Nessun reato di appropriazione indebita ma esercizio del diritto di ritenzione, se la donna è creditrice nei confronti dell'ex marito

di Marina Crisafi - Non è punibile per appropriazione indebita la moglie che fa sparire i mobili dalla casa dell'ex marito. Lo ha stabilito la Corte d'Appello di Palermo, in una recente sentenza (la n. 2349/2015 qui sotto allegata) dando ragione ad una donna condannata in primo grado a due mesi di carcere, oltre alla multa e al risarcimento del danno, per il reato ex art. 646 c.p. per aver "svuotato" la casa dell'ex coniuge, appropriandosi di arredi, mobili e suppellettili nella stessa detenuti e trasportandoli presso la propria.

La donna proponeva appello, lamentando, tra le altre cose, che i beni mobili in questione erano di proprietà comune e non solo dell'ex e sostenendo di averli semplicemente spostati da un appartamento all'altro, invocando, infine, la carenza dell'elemento soggettivo del reato contestato.

Per il giudice d'appello, la donna ha ragione.

Il reato di appropriazione indebita sussiste, ha affermato infatti la corte, quando c'è la consapevolezza da parte dell'agente di conseguire un ingiusto profitto.
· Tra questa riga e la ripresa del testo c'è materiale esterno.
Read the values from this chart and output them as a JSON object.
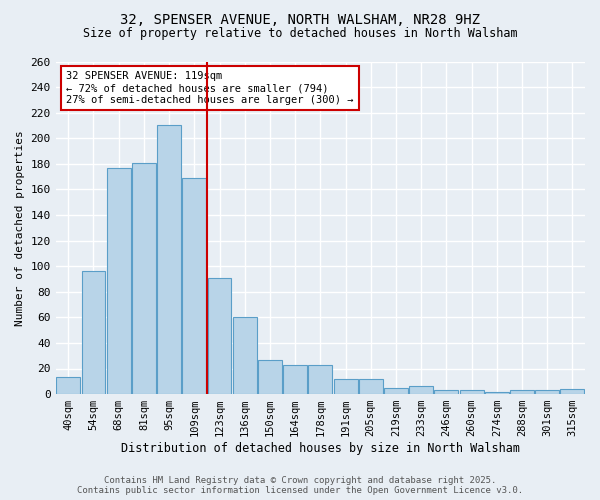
{
  "title_line1": "32, SPENSER AVENUE, NORTH WALSHAM, NR28 9HZ",
  "title_line2": "Size of property relative to detached houses in North Walsham",
  "xlabel": "Distribution of detached houses by size in North Walsham",
  "ylabel": "Number of detached properties",
  "categories": [
    "40sqm",
    "54sqm",
    "68sqm",
    "81sqm",
    "95sqm",
    "109sqm",
    "123sqm",
    "136sqm",
    "150sqm",
    "164sqm",
    "178sqm",
    "191sqm",
    "205sqm",
    "219sqm",
    "233sqm",
    "246sqm",
    "260sqm",
    "274sqm",
    "288sqm",
    "301sqm",
    "315sqm"
  ],
  "values": [
    13,
    96,
    177,
    181,
    210,
    169,
    91,
    60,
    27,
    23,
    23,
    12,
    12,
    5,
    6,
    3,
    3,
    2,
    3,
    3,
    4
  ],
  "bar_color": "#b8d4e8",
  "bar_edge_color": "#5a9ec8",
  "vline_x": 5.5,
  "vline_color": "#cc0000",
  "annotation_text": "32 SPENSER AVENUE: 119sqm\n← 72% of detached houses are smaller (794)\n27% of semi-detached houses are larger (300) →",
  "annotation_box_color": "#ffffff",
  "annotation_box_edge": "#cc0000",
  "ylim": [
    0,
    260
  ],
  "yticks": [
    0,
    20,
    40,
    60,
    80,
    100,
    120,
    140,
    160,
    180,
    200,
    220,
    240,
    260
  ],
  "footer_line1": "Contains HM Land Registry data © Crown copyright and database right 2025.",
  "footer_line2": "Contains public sector information licensed under the Open Government Licence v3.0.",
  "background_color": "#e8eef4",
  "grid_color": "#ffffff"
}
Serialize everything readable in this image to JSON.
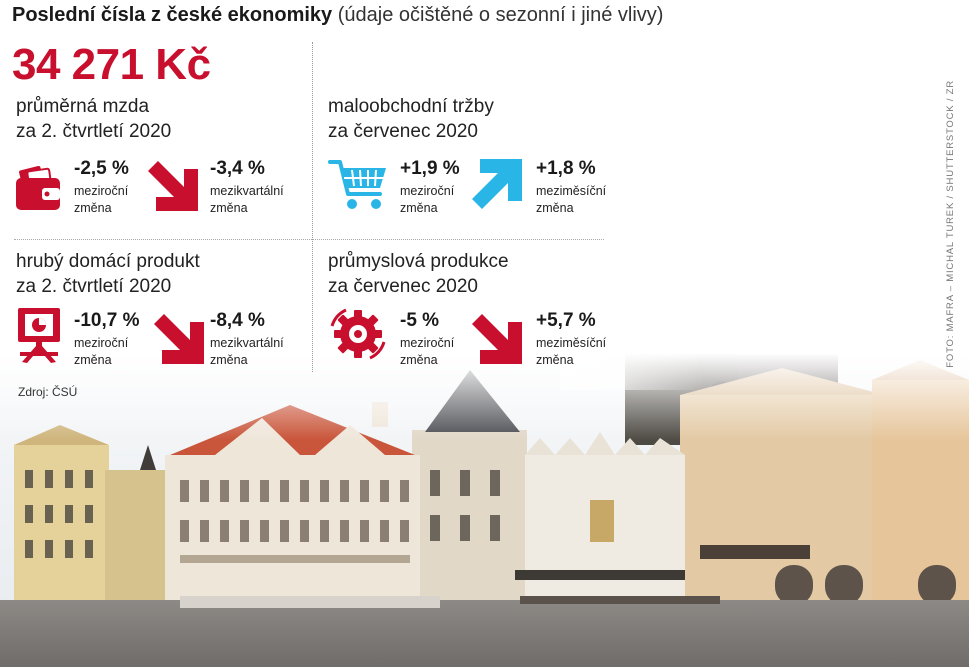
{
  "headline": {
    "bold": "Poslední čísla z české ekonomiky",
    "light": "(údaje očištěné o sezonní i jiné vlivy)"
  },
  "wage": {
    "amount": "34 271 Kč",
    "title_line1": "průměrná mzda",
    "title_line2": "za 2. čtvrtletí 2020",
    "stat1": {
      "value": "-2,5 %",
      "label_line1": "meziroční",
      "label_line2": "změna"
    },
    "stat2": {
      "value": "-3,4 %",
      "label_line1": "mezikvartální",
      "label_line2": "změna"
    },
    "icon": "wallet-icon",
    "arrow": "down"
  },
  "retail": {
    "title_line1": "maloobchodní tržby",
    "title_line2": "za červenec 2020",
    "stat1": {
      "value": "+1,9 %",
      "label_line1": "meziroční",
      "label_line2": "změna"
    },
    "stat2": {
      "value": "+1,8 %",
      "label_line1": "meziměsíční",
      "label_line2": "změna"
    },
    "icon": "shopping-cart-icon",
    "arrow": "up"
  },
  "gdp": {
    "title_line1": "hrubý domácí produkt",
    "title_line2": "za 2. čtvrtletí 2020",
    "stat1": {
      "value": "-10,7 %",
      "label_line1": "meziroční",
      "label_line2": "změna"
    },
    "stat2": {
      "value": "-8,4 %",
      "label_line1": "mezikvartální",
      "label_line2": "změna"
    },
    "icon": "easel-chart-icon",
    "arrow": "down"
  },
  "industry": {
    "title_line1": "průmyslová produkce",
    "title_line2": "za červenec 2020",
    "stat1": {
      "value": "-5 %",
      "label_line1": "meziroční",
      "label_line2": "změna"
    },
    "stat2": {
      "value": "+5,7 %",
      "label_line1": "meziměsíční",
      "label_line2": "změna"
    },
    "icon": "gears-icon",
    "arrow": "down"
  },
  "source": "Zdroj: ČSÚ",
  "credit": "FOTO: MAFRA – MICHAL TUREK / SHUTTERSTOCK / ZR",
  "colors": {
    "accent_red": "#c8102e",
    "accent_cyan": "#29b6e6",
    "text": "#1a1a1a"
  }
}
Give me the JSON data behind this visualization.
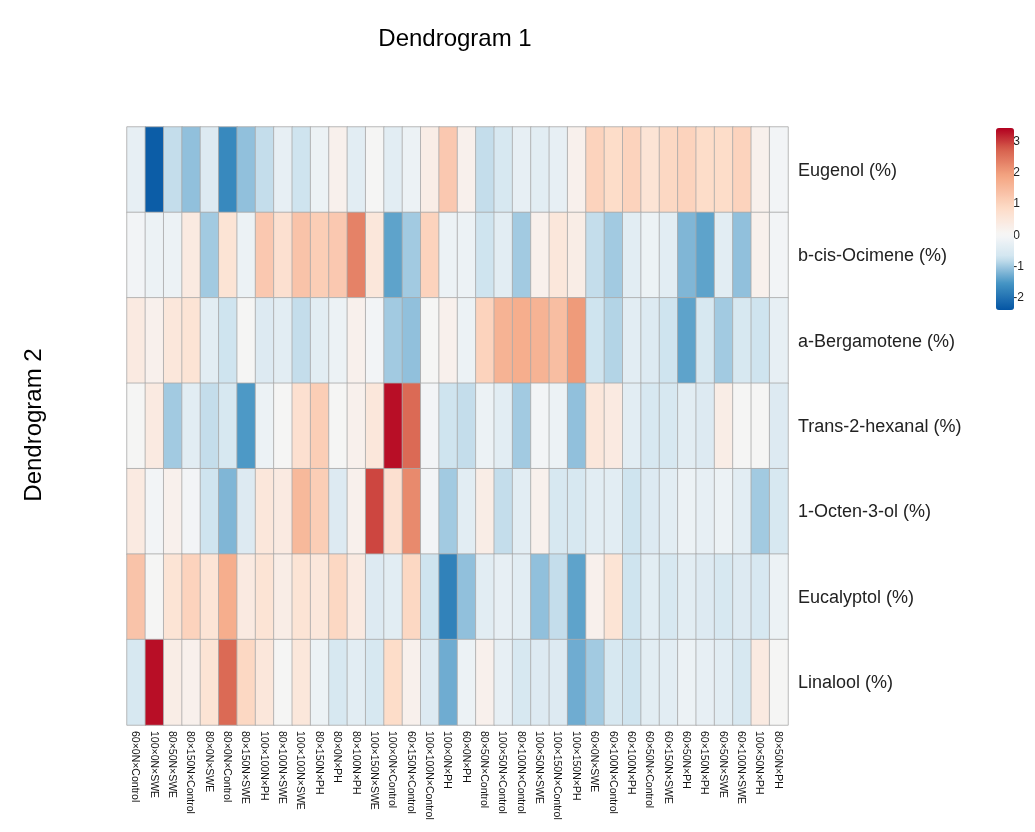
{
  "chart_data": {
    "type": "heatmap",
    "title": "Dendrogram 1",
    "ylabel": "Dendrogram 2",
    "categories": [
      "60×0N×Control",
      "100×0N×SWE",
      "80×50N×SWE",
      "80×150N×Control",
      "80×0N×SWE",
      "80×0N×Control",
      "80×150N×SWE",
      "100×100N×PH",
      "80×100N×SWE",
      "100×100N×SWE",
      "80×150N×PH",
      "80×0N×PH",
      "80×100N×PH",
      "100×150N×SWE",
      "100×0N×Control",
      "60×150N×Control",
      "100×100N×Control",
      "100×0N×PH",
      "60×0N×PH",
      "80×50N×Control",
      "100×50N×Control",
      "80×100N×Control",
      "100×50N×SWE",
      "100×150N×Control",
      "100×150N×PH",
      "60×0N×SWE",
      "60×100N×Control",
      "60×100N×PH",
      "60×50N×Control",
      "60×150N×SWE",
      "60×50N×PH",
      "60×150N×PH",
      "60×50N×SWE",
      "60×100N×SWE",
      "100×50N×PH",
      "80×50N×PH"
    ],
    "y_categories": [
      "Eugenol (%)",
      "b-cis-Ocimene (%)",
      "a-Bergamotene (%)",
      "Trans-2-hexanal (%)",
      "1-Octen-3-ol (%)",
      "Eucalyptol (%)",
      "Linalool (%)"
    ],
    "cells": [
      [
        -0.3,
        -2.3,
        -0.8,
        -1.1,
        -0.5,
        -1.7,
        -1.1,
        -0.8,
        -0.3,
        -0.7,
        -0.2,
        0.2,
        -0.4,
        0,
        -0.4,
        -0.2,
        0.3,
        1.2,
        0.2,
        -0.8,
        -0.6,
        -0.3,
        -0.4,
        -0.3,
        0.2,
        1.0,
        0.8,
        1.0,
        0.6,
        0.9,
        1.0,
        0.8,
        0.8,
        1.0,
        0.2,
        -0.1
      ],
      [
        -0.1,
        -0.2,
        -0.2,
        0.4,
        -1.0,
        0.6,
        -0.2,
        1.2,
        0.7,
        1.3,
        1.1,
        1.2,
        2.3,
        0.5,
        -1.4,
        -1.0,
        1.0,
        -0.2,
        -0.2,
        -0.7,
        -0.4,
        -1.0,
        0.2,
        0.5,
        0.3,
        -0.8,
        -1.0,
        -0.4,
        -0.2,
        -0.4,
        -1.2,
        -1.4,
        -0.4,
        -1.1,
        0.2,
        -0.1
      ],
      [
        0.4,
        0.2,
        0.5,
        0.6,
        -0.4,
        -0.7,
        0,
        -0.5,
        -0.4,
        -0.8,
        -0.4,
        -0.2,
        0.2,
        -0.1,
        -1.0,
        -1.1,
        0,
        0.2,
        -0.2,
        1.0,
        1.6,
        1.7,
        1.6,
        1.4,
        2.0,
        -0.7,
        -0.9,
        -0.4,
        -0.5,
        -0.7,
        -1.4,
        -0.6,
        -1.0,
        -0.6,
        -0.7,
        -0.3
      ],
      [
        0,
        0.4,
        -1.0,
        -0.4,
        -0.8,
        -0.6,
        -1.5,
        -0.2,
        0,
        0.7,
        1.1,
        0,
        0.2,
        0.5,
        3.3,
        2.6,
        -0.1,
        -0.7,
        -0.8,
        -0.2,
        -0.4,
        -1.0,
        -0.1,
        -0.2,
        -1.1,
        0.5,
        0.4,
        -0.4,
        -0.6,
        -0.6,
        -0.4,
        -0.5,
        0.3,
        0,
        0,
        -0.5
      ],
      [
        0.4,
        -0.1,
        0.2,
        -0.1,
        -0.7,
        -1.2,
        -0.5,
        0.5,
        0.4,
        1.5,
        1.1,
        -0.5,
        0.2,
        2.9,
        0.7,
        2.2,
        -0.1,
        -1.0,
        -0.4,
        0.3,
        -0.8,
        -0.4,
        0.2,
        -0.6,
        -0.6,
        -0.4,
        -0.4,
        -0.7,
        -0.5,
        -0.4,
        -0.2,
        -0.3,
        -0.2,
        -0.4,
        -1.0,
        -0.6
      ],
      [
        1.3,
        0,
        0.6,
        1.0,
        0.6,
        1.7,
        0.4,
        0.6,
        0.3,
        0.6,
        0.5,
        0.9,
        0.4,
        -0.5,
        -0.4,
        0.9,
        -0.7,
        -1.8,
        -1.1,
        -0.4,
        -0.3,
        -0.4,
        -1.1,
        -0.8,
        -1.4,
        0.2,
        0.6,
        -0.7,
        -0.4,
        -0.6,
        -0.4,
        -0.5,
        -0.6,
        -0.5,
        -0.6,
        -0.2
      ],
      [
        -0.6,
        3.3,
        0.3,
        0.2,
        0.6,
        2.6,
        0.9,
        0.5,
        0,
        0.5,
        -0.2,
        -0.6,
        -0.4,
        -0.6,
        0.8,
        0.2,
        -0.5,
        -1.3,
        -0.2,
        0.2,
        -0.3,
        -0.6,
        -0.5,
        -0.5,
        -1.3,
        -1.0,
        -0.6,
        -0.7,
        -0.4,
        -0.4,
        -0.2,
        -0.3,
        -0.4,
        -0.6,
        0.4,
        0
      ]
    ],
    "clim": [
      -2.4,
      3.4
    ],
    "cticks": [
      -2,
      -1,
      0,
      1,
      2,
      3
    ]
  }
}
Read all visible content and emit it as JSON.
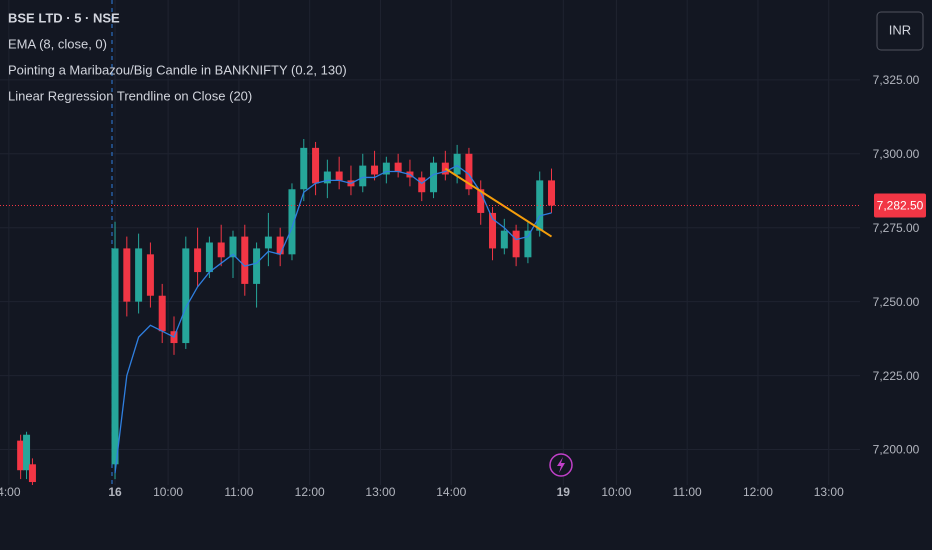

Nel caso di specie, invece, non solo, non risulta provata la volontà dell'imputata di appropriarsi dei beni mobili in oggetto, ma occorre tenere conto della circostanza che quanto meno una parte degli stessi ricadeva nella comunione legale tra i coniugi.

Senza contare, inoltre, che (come risultante dall'atto di opposizione a precetto) l'imputata era creditrice nei confronti dell'ex marito per i lavori di miglioramento effettuati nell'appartamento stesso, in precedenza adibito a casa coniugale. E l'espressa dichiarazione della donna di avvalersi del diritto di ritenzione previsto dall'art. 1152 c.c. per il possessore di buona fede, è "evidentemente, incompatibile con la volontà della stessa di appropriarsi dei medesimi immobili al fine di trarne un ingiusto profitto".

Per cui, l'imputata va assolta perché il fatto non costituisce reato.